103.04 Cystic fibrosis. With:
A. An FEV1 equal to or less than the appropriate value specified in Table III corresponding
to the child's height without shoes. (In cases of marked spinal deformity, see 103.00B.);
OR
B. For children in whom pulmonary function testing cannot be performed, the presence
of two of the following:
1. History of dyspnea on exertion or accumulation of secretions as manifested by repetitive
coughing or cyanosis; or
2. Persistent bilateral rales and rhonchi or substantial reduction of breath sounds
related to mucous plugging of the trachea or bronchi; or
3. Appropriate medically acceptable imaging evidence of extensive disease, such as
thickening of the proximal bronchial airways or persistence of bilateral peribronchial
infiltrates;
OR
C. Persistent pulmonary infection accompanied by superimposed, recurrent, symptomatic
episodes of increased bacterial infection occurring at least once every 6 months and
requiring intravenous or nebulization antimicrobial treatment;
OR
D. Episodes of bronchitis or pneumonia or hemoptysis (more than blood-streaked sputum)

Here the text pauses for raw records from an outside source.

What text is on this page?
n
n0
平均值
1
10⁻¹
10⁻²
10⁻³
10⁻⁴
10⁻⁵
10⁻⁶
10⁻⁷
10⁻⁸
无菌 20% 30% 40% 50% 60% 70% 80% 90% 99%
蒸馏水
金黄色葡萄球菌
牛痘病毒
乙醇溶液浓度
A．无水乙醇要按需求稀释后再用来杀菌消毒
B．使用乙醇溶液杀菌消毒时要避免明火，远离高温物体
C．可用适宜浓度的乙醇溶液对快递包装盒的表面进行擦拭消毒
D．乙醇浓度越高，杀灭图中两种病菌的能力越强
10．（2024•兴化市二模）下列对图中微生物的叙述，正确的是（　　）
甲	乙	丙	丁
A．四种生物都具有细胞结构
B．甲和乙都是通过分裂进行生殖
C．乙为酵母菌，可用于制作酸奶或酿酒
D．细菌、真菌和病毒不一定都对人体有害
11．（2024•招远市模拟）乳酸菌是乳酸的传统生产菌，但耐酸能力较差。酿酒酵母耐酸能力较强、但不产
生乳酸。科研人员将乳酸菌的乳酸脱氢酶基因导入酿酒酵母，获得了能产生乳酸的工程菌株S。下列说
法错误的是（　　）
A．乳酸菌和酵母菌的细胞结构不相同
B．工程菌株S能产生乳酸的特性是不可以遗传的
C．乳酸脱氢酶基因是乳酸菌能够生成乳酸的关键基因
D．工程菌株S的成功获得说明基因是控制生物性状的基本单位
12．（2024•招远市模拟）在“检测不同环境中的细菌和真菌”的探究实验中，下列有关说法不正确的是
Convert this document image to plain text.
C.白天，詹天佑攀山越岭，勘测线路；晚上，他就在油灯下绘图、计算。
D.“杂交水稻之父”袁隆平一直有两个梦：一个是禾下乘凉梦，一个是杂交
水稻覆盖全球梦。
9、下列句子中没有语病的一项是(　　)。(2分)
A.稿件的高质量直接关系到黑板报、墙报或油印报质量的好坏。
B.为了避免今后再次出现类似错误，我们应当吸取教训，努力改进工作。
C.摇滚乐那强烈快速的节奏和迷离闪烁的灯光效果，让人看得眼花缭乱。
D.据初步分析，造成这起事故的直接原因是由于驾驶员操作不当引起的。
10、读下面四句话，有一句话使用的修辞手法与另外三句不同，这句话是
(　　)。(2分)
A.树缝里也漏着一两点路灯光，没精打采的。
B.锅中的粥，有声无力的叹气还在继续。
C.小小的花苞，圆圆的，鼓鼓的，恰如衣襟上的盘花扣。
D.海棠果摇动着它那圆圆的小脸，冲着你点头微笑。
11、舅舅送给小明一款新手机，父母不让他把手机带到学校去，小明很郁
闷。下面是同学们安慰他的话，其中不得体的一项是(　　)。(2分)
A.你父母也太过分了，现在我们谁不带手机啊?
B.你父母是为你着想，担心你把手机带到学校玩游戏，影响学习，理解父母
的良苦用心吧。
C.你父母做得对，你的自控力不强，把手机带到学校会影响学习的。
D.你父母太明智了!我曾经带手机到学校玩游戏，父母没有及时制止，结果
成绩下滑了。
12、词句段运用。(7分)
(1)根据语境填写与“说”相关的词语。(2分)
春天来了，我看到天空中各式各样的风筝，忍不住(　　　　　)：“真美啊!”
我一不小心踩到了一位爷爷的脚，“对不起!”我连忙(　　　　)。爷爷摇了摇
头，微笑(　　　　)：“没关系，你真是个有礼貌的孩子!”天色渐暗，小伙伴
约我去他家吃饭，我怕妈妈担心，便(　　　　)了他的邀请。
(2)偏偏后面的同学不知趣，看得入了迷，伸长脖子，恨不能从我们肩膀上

or respiratory failure (documented according to 3.00C), requiring physician intervention,
occurring at least once every 2 months or at least six times a year. Each inpatient
hospitalization for longer than 24 hours for treatment counts as two episodes, and
an evaluation period of at least 12 consecutive months must be used to determine the
frequency of episodes;
OR
E. Growth impairment as described under the criteria in 100.00.
Height without shoes (Centimeters)
|
Height without shoes (Inches)
|
FEV1 equal to or less than (L, BTPS)
|
119 or less
|
46 or less
|
0.75
|
120 - 129
|
47-50
|
0.85
|
130 - 139
|
51-54
|
1.05
|
140 - 149
|
55-58
|
1.35
|
150 - 159
|
59-62
|
1.55
|
160 - 164
|
63-64
|
1.85
|
165 - 169
|
65-66
|
2.05
|
170 or more
|
67 or more
|
2.25
|
103.05 Lung transplant. Consider under a disability for 12 months following the date of surgery; thereafter,
evaluate the residual impairment(s).